Slaccia la mano da quella di Simone per dirigersi verso una cabina posta all'angolo più lontano rispetto a dove stanno loro; sa benissimo cos'è; la domanda che ha fatto al suo ragazzo è una domanda retorica. Il suo dubbio riguarda la presenza di un oggetto del genere all'interno di quell'ambiente.

Anche Simone sembra confuso: ricorda bene che quell'angolo della casa di Matteo è occupato da una sedia di quelle di legno, con i manici intarsiati e il sedile e lo schienale imbottiti, ricoperti da un tessuto pregiato; una di quelle poltroncine che sono difficili da spostare senza riuscire a non far stridere le gambe con il pavimento sottostante.

"Ti posso assicurare che non fa parte dell'arredamento abituale di casa di Matteo."
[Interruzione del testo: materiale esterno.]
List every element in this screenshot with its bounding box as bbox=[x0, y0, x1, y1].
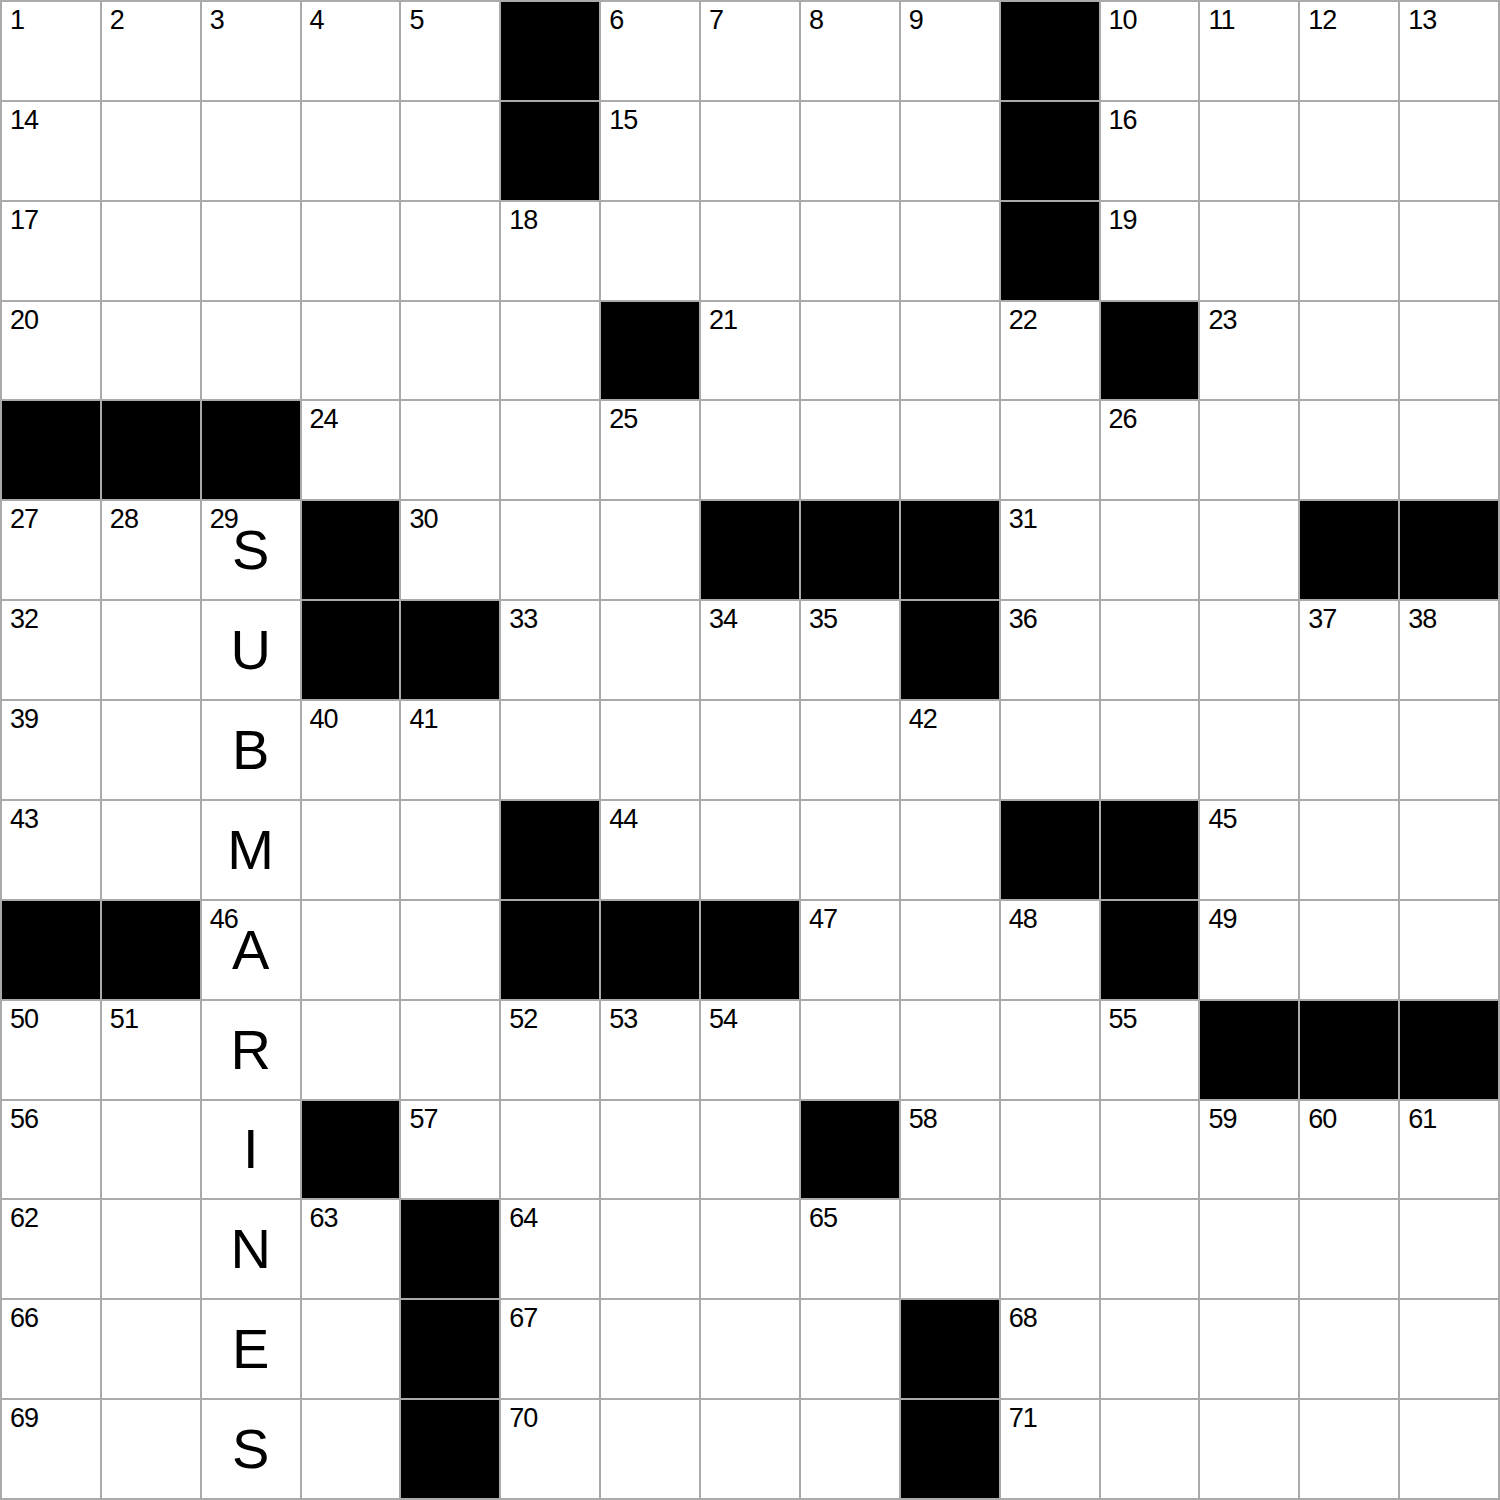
cell-r7c11[interactable]: 36 bbox=[1001, 601, 1099, 699]
cell-r9c13[interactable]: 45 bbox=[1200, 801, 1298, 899]
cell-r12c3[interactable]: I bbox=[202, 1101, 300, 1199]
cell-r5c14[interactable] bbox=[1300, 401, 1398, 499]
clue-number-65: 65 bbox=[809, 1205, 837, 1232]
cell-r12c15[interactable]: 61 bbox=[1400, 1101, 1498, 1199]
clue-number-40: 40 bbox=[310, 706, 338, 733]
cell-r8c6[interactable] bbox=[501, 701, 599, 799]
cell-r14c7[interactable] bbox=[601, 1300, 699, 1398]
cell-r10c14[interactable] bbox=[1300, 901, 1398, 999]
cell-r3c10[interactable] bbox=[901, 202, 999, 300]
cell-r14c11[interactable]: 68 bbox=[1001, 1300, 1099, 1398]
clue-number-33: 33 bbox=[509, 606, 537, 633]
filled-letter-i-r12c3: I bbox=[202, 1101, 300, 1199]
cell-r9c7[interactable]: 44 bbox=[601, 801, 699, 899]
cell-r1c9[interactable]: 8 bbox=[801, 2, 899, 100]
cell-r1c7[interactable]: 6 bbox=[601, 2, 699, 100]
cell-r13c7[interactable] bbox=[601, 1200, 699, 1298]
cell-r1c13[interactable]: 11 bbox=[1200, 2, 1298, 100]
cell-r13c12[interactable] bbox=[1101, 1200, 1199, 1298]
crossword-grid: 1234567891011121314151617181920212223242… bbox=[0, 0, 1500, 1500]
cell-r15c11[interactable]: 71 bbox=[1001, 1400, 1099, 1498]
clue-number-9: 9 bbox=[909, 7, 923, 34]
clue-number-19: 19 bbox=[1109, 207, 1137, 234]
clue-number-36: 36 bbox=[1009, 606, 1037, 633]
black-cell-r10c1 bbox=[2, 901, 100, 999]
cell-r6c11[interactable]: 31 bbox=[1001, 501, 1099, 599]
cell-r15c15[interactable] bbox=[1400, 1400, 1498, 1498]
cell-r13c2[interactable] bbox=[102, 1200, 200, 1298]
cell-r11c10[interactable] bbox=[901, 1001, 999, 1099]
cell-r14c8[interactable] bbox=[701, 1300, 799, 1398]
cell-r12c7[interactable] bbox=[601, 1101, 699, 1199]
cell-r13c4[interactable]: 63 bbox=[302, 1200, 400, 1298]
cell-r14c15[interactable] bbox=[1400, 1300, 1498, 1398]
cell-r13c11[interactable] bbox=[1001, 1200, 1099, 1298]
clue-number-38: 38 bbox=[1408, 606, 1436, 633]
cell-r2c3[interactable] bbox=[202, 102, 300, 200]
filled-letter-r-r11c3: R bbox=[202, 1001, 300, 1099]
cell-r3c14[interactable] bbox=[1300, 202, 1398, 300]
cell-r7c6[interactable]: 33 bbox=[501, 601, 599, 699]
cell-r3c13[interactable] bbox=[1200, 202, 1298, 300]
cell-r15c1[interactable]: 69 bbox=[2, 1400, 100, 1498]
cell-r2c1[interactable]: 14 bbox=[2, 102, 100, 200]
cell-r8c13[interactable] bbox=[1200, 701, 1298, 799]
cell-r4c13[interactable]: 23 bbox=[1200, 302, 1298, 400]
cell-r12c5[interactable]: 57 bbox=[401, 1101, 499, 1199]
cell-r2c10[interactable] bbox=[901, 102, 999, 200]
black-cell-r7c5 bbox=[401, 601, 499, 699]
cell-r9c2[interactable] bbox=[102, 801, 200, 899]
cell-r2c7[interactable]: 15 bbox=[601, 102, 699, 200]
black-cell-r5c2 bbox=[102, 401, 200, 499]
cell-r1c8[interactable]: 7 bbox=[701, 2, 799, 100]
clue-number-54: 54 bbox=[709, 1006, 737, 1033]
cell-r7c3[interactable]: U bbox=[202, 601, 300, 699]
cell-r10c13[interactable]: 49 bbox=[1200, 901, 1298, 999]
black-cell-r5c3 bbox=[202, 401, 300, 499]
cell-r11c3[interactable]: R bbox=[202, 1001, 300, 1099]
cell-r14c13[interactable] bbox=[1200, 1300, 1298, 1398]
filled-letter-m-r9c3: M bbox=[202, 801, 300, 899]
cell-r5c5[interactable] bbox=[401, 401, 499, 499]
cell-r3c7[interactable] bbox=[601, 202, 699, 300]
clue-number-56: 56 bbox=[10, 1106, 38, 1133]
cell-r4c15[interactable] bbox=[1400, 302, 1498, 400]
cell-r9c1[interactable]: 43 bbox=[2, 801, 100, 899]
black-cell-r12c9 bbox=[801, 1101, 899, 1199]
cell-r5c15[interactable] bbox=[1400, 401, 1498, 499]
cell-r5c10[interactable] bbox=[901, 401, 999, 499]
black-cell-r10c12 bbox=[1101, 901, 1199, 999]
cell-r7c2[interactable] bbox=[102, 601, 200, 699]
black-cell-r11c15 bbox=[1400, 1001, 1498, 1099]
clue-number-2: 2 bbox=[110, 7, 124, 34]
cell-r6c5[interactable]: 30 bbox=[401, 501, 499, 599]
black-cell-r6c4 bbox=[302, 501, 400, 599]
filled-letter-s-r15c3: S bbox=[202, 1400, 300, 1498]
cell-r13c1[interactable]: 62 bbox=[2, 1200, 100, 1298]
cell-r1c14[interactable]: 12 bbox=[1300, 2, 1398, 100]
cell-r2c8[interactable] bbox=[701, 102, 799, 200]
cell-r3c2[interactable] bbox=[102, 202, 200, 300]
cell-r7c9[interactable]: 35 bbox=[801, 601, 899, 699]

Bastano pochi passi a Simone per raggiungere il suo ragazzo, che nel frattempo ha iniziato a esaminare quello che ha davanti, spostando la tendina che separa l'interno di quella cabina dal resto della stanza.

"Oh, ma se possono fa' le foto gratis."

Un attimo dopo, sono entrambi già seduti in quel posto troppo stretto per due, tanto che Manuel è costretto a stare con una gamba su quelle di Simone, e la tendina rosso carminio segna il confine tra il mondo esterno e quel micromondo che si è appena creato all'interno di quella cabina.

Simone è sconcertato da due cose: la prima è la presenza del photo booth nel salotto del suo amico – anche se Matteo gli aveva detto che ci sarebbe stata una sorpresa, ma non immaginava che avesse preso a noleggio un macchinario del genere; la seconda è la voglia di Manuel di farsi una foto – visto quanto l'altro è restio a farsi immortalare.

"Che ci facciamo qua dentro?", chiede ingenuamente, mentre osserva l'accenno di un sorriso che si fa strada sulle labbra di Manuel, cosa che non accade spesso negli ultimi giorni.